Flood Re is also not permanent. It's designed to run until 2039, with the intention that the market transitions back to risk-reflective pricing — one reason reducing a property's actual flood risk, not just insuring it, matters over the long term.

Why flood history follows a property

Insurers price on data: postcode-level flood risk models, claims databases and your own answers. When you apply, you'll typically be asked whether the property has flooded before and whether you've made flood claims. Answer accurately — non-disclosure can invalidate a policy when you need it most.

A past flood claim usually means higher premiums or a higher flood excess at renewal, and it stays relevant for years. This is also why flood history matters when buying a home: the seller's flood experience effectively becomes your insurance problem. Public data can help you check an area's record — the Environment Agency's long-term flood risk service for England, and mapped historic flood outlines which you can explore on FloodRadar's recorded floods map. None of this says a property will or won't flood — it shows what public data historically associates with the area.

What to document after a flood

If your home floods, your claim will go far more smoothly if you record the damage before anything is cleaned, moved or thrown away.

  1. Photograph and film everything — every room, the high-water mark on walls, damaged items, and the outside of the property. Include something for scale.
  2. Mark the water line on walls before it fades, and note the date and time flooding started and stopped.
  3. List damaged items with approximate age and value. Don't throw things away until your insurer or loss adjuster says you can — keep samples (a square of carpet, for instance) if space forces you to clear.
  4. Keep receipts for emergency costs: accommodation, dehumidifiers, cleaning. Reasonable emergency expenses are often claimable.
  5. Call your insurer early. Most run 24-hour claim lines and can arrange emergency assistance and alternative accommodation.

Floodwater is often contaminated with sewage and chemicals.
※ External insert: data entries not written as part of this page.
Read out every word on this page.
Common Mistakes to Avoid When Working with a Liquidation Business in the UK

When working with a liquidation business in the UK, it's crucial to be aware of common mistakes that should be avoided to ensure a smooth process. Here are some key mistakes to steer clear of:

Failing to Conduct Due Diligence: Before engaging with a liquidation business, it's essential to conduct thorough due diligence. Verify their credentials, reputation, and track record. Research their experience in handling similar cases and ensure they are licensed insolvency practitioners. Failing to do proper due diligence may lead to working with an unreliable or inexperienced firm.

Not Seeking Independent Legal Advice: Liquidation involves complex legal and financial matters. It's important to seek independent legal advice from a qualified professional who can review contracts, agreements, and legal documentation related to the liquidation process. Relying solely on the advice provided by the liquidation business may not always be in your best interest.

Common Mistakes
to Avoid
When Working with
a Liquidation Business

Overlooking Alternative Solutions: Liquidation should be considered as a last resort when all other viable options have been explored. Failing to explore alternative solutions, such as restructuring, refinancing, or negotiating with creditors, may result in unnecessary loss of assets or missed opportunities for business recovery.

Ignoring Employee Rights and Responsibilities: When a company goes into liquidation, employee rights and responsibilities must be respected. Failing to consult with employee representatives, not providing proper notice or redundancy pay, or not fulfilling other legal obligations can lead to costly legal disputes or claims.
Wear protective gloves and boots when documenting damage, wash thoroughly afterwards, and never turn electrics back on until they've been checked. Practical safety steps are on FloodRadar's flood help page and at gov.uk.

Reducing the risk, not just insuring it

Insurance pays for damage; it doesn't stop it happening. If your home is at risk, property flood resilience measures — airbrick covers, flood doors, non-return valves on drains, raised electrical sockets — may reduce both the likelihood of water getting in and the cost when it does. Some insurers look favourably on documented resilience measures, and after a flood claim it can make sense to reinstate resiliently rather than like-for-like.
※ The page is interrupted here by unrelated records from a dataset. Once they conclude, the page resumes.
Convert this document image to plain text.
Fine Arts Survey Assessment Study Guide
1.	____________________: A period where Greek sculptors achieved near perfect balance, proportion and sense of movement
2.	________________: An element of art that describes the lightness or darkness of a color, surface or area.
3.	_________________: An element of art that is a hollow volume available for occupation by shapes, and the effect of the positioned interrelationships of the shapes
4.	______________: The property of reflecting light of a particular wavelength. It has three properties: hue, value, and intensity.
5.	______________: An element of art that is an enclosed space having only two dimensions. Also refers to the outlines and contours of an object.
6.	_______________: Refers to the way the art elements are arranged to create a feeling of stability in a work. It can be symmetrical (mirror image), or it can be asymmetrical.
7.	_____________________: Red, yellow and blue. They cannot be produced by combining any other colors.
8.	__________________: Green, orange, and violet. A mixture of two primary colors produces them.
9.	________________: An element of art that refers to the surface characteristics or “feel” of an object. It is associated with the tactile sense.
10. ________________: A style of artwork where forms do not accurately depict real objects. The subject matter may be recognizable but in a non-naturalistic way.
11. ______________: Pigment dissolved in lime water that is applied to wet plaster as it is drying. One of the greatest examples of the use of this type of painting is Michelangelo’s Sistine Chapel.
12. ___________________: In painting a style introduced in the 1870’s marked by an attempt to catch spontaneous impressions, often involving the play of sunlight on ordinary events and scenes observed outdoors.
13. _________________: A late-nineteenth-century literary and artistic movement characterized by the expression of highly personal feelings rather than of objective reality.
Staying informed helps too. Sign up for the Environment Agency's free flood warnings (or SEPA's in Scotland, Natural Resources Wales' in Wales), and keep an eye on conditions when heavy rain is forecast — you can check live river levels and warnings near you or see what the next 24 hours look like. Remember the escalation: a Met Office rain warning is a weather forecast; an EA flood alert means be prepared; a flood warning means act now; a severe flood warning means danger to life.

The bottom line

Standard UK home insurance almost always includes flood cover, and Flood Re keeps that cover affordable for most at-risk homes — with the significant exception of post-2009 builds. The things that catch people out are the flood excess, gaps between buildings and contents cover, and undisclosed flood history. Read the wording, answer application questions honestly, and if you're struggling to find cover, the National Flood Forum and Flood Re's insurer list are good places to start. For specific decisions about your own cover, speak to a regulated insurance broker or adviser.